Unicode isn't a "fancy thing" that is best left to "people that know what they're doing." It's the difference between displaying a name such as Siån correctly and as a bunch of hieroglyphics.

Besides, even for experienced developers who know what they're doing, if you're imposing any form of ceremony or special considerations around using Unicode, you're increasing the risk of bugs and mistakes.

That's why I say Unicode should be made the default. It's legacy encodings such as Latin-1 that should be treated on a need-to-know basis.


This is precisely what I would consider a minor improvement.


No, defaults are important. It's the difference between "doing the right thing by default" and "doing the wrong thing by default."

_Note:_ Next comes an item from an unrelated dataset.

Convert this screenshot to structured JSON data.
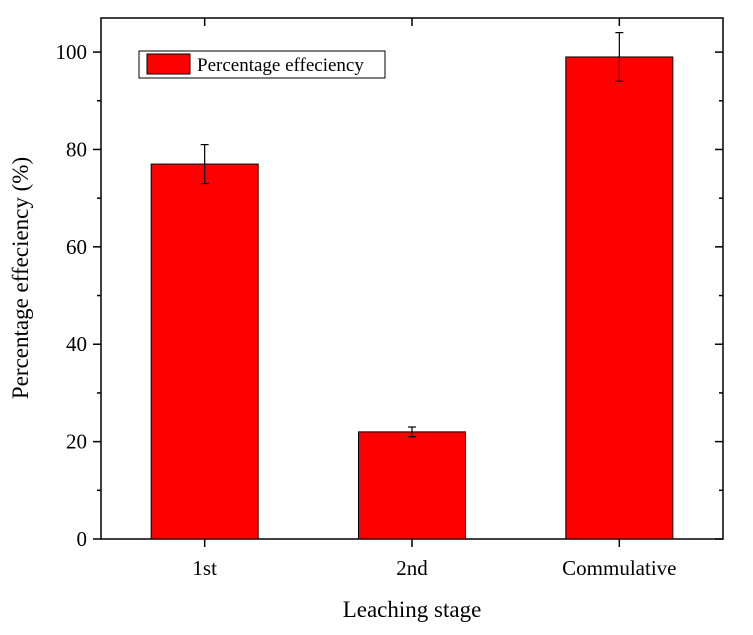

Unicode may be of little relevance to some disciplines, such as scientific computing for example, but in others, such as modern web development, it is a deal breaker.


I don't need to be told that proper handling of Unicode is important. I know it's important.

I also don't need to be told that defaults are important. I know they're important.

But it is still a minor improvement under the scope of a ~6 year migration that has been absolute hell to everyone involved. Under any other circumstance, I'd be right there with you saying It's A Really Good Thing, but if we have to pay this high of a cost for it, then the improvement here looks pretty meh to me.

If you want to insist on evaluating this on some absolute scale irrespective of its cost, then I don't want anything to do with that.

Finally, one might argue that whether this is actually minor or not is irrelevant. What's relevant is that a boatload of people perceive the delta between Python 2 and Python 3 to be incredibly small, and yet, the amount of work to migrate is dauntingly large. There's a discrepancy there regardless of whether you disagree with others' valuations of the improvements in Python 3.